The wanton waste of wild creatures such as this is despicable on many levels, especially to American fishermen and hunters.
However, some states do allow the lawful harvest of fins from dead sharks, as well the importation of shark fins from out of the country. This is the crux of a shark fin harvesting issue that has yet to be fully resolved. But it’s being looked at carefully by sweeping federal oversight.
Illegal harvesting of sharks and unlawful sale of their fins is a fairly routine offense in the U.S. Recently the Coast Guard made a case against four Mexican fishermen illegally working Texas waters for sharks near Corpus Christi.
In another case, a pair of Texas wardens inspected a San Antonio seafood restaurant and discovered 381 whole shark fins, plus another nearly 30 pounds of frozen shark fins in a commercial freezer. All shark fins were seized as evidence and a case against the unnamed restaurant’s owners is pending.
In 2015 Texas Gov. Greg Abbott signed a law banning the shark fin trade in Texas. Despite this, Texas reportedly has become a major hub in the shark fin commercial trade. At the time Texas became the first Gulf Coast State and the 10th state having commercial trade bans on shark fins, joining California, Delaware, Hawaii, Illinois, Massachusetts, Maryland, New York, Oregon and Washington.
The Sunshine State is also home to a host of shark-fishing infractions. According to the AP, in July a Miami federal court accused a Florida exporter of falsely labeling over 5,500 pounds of China-bound shark fins as live Florida spiny lobsters. Another Florida company also is under criminal investigation for similar violations. The company is managed by a Chinese-American woman who in 2016 pleaded guilty to shipping more than a half-ton of live Florida lobsters to her native China without a license.
New Legislation Looms
Although shark finning is illegal in U.S. waters, fins still can be imported and exported in and out of most U.S. states. Some people believe it is wasteful not to consume fins from sharks that are lawfully caught, harvested and used as food by fishermen. If the great bulk of a shark is consumed for food, then not doing the same to shark fins is wrong, so the thinking goes.

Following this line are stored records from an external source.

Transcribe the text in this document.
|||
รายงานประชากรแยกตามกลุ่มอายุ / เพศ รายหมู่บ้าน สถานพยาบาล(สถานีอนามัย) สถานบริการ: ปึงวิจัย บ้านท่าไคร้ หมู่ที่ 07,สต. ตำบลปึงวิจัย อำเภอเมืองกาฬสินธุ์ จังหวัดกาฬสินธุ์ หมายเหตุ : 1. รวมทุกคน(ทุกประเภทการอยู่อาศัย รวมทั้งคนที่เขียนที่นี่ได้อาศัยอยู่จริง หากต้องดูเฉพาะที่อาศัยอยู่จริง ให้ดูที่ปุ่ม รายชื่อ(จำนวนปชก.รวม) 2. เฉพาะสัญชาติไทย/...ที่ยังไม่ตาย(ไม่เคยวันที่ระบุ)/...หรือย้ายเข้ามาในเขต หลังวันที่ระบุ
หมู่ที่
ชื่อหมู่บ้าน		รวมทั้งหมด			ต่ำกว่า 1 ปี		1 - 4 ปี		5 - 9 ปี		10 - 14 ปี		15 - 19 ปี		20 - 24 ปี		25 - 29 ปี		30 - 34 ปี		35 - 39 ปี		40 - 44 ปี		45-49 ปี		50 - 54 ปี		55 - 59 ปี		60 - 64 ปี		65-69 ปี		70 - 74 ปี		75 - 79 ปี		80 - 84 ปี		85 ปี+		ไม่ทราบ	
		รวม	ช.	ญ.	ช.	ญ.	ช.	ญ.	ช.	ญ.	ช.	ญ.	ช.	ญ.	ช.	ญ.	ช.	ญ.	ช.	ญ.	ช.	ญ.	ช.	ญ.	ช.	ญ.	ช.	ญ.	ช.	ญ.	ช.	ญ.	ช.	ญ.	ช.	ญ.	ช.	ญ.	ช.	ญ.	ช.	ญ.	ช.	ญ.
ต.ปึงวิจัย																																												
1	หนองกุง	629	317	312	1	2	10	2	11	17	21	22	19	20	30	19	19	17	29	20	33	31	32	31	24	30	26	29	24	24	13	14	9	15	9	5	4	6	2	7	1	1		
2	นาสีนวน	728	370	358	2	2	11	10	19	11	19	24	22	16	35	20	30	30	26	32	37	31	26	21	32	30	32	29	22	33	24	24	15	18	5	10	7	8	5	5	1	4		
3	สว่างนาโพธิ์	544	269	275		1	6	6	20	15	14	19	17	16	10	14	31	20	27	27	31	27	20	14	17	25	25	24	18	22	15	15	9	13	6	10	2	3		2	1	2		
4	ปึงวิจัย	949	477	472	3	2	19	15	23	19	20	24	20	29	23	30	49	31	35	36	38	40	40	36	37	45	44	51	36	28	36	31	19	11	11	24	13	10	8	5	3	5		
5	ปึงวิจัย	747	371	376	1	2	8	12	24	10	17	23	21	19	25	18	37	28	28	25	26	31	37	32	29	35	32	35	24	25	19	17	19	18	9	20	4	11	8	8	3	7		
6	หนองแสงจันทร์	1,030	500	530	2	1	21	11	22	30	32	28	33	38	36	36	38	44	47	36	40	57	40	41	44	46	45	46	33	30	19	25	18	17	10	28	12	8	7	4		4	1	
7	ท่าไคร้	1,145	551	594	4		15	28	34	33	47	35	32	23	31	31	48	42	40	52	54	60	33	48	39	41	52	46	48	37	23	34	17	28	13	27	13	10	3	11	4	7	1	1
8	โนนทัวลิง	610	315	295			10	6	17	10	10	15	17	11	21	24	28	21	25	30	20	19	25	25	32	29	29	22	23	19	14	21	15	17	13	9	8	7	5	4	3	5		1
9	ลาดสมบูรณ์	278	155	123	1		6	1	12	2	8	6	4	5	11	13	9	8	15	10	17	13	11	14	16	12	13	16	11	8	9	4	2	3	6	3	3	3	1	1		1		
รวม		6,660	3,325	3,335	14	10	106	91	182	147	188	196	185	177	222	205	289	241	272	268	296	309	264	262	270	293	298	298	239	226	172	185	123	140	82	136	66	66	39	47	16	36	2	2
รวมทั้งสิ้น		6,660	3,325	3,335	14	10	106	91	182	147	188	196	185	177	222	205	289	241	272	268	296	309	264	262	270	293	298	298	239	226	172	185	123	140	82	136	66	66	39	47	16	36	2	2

But an increase in shark fishing scrutiny from law enforcement may be on the horizon. Congress is currently debating a federal law making it illegal to import or export even foreign-caught shark fins.
Demian Chapman is the head shark researcher at the Mote Marine Lab in Sarasota. He warns that the push to ban commercial fishing for sharks in the U.S. could be a serious mistake.
The A.P. reported that Chapman warns that a federal bill introduced by Sen. Cory Booker, a New Jersey Democrat, appears to be driven by “shark fans,” those who want to see the fish species afforded the same very high level of protection given to marine mammals and sea turtles, not “shark fins.”
“If you subtract the U.S. from the fin trade entirely, it won’t do anything to directly affect international demand and it’s likely that other countries, with far less regulation of their fisheries, will fill the void,” said Chapman.
Chapman said few in the U.S. are involved in the cruel, wasteful practice of shark finning and that the U.S. role in transporting fins can be resolved without punishing American fishermen.
“There’s a disconnect between perceptions and reality,” Chapman is quoted by the A.P. “In the 25 years I’ve been studying sharks, they’ve gone from demon fish to a group of species that many people want to protect. This is great, but we have to support science-based management measures that address the real problems.”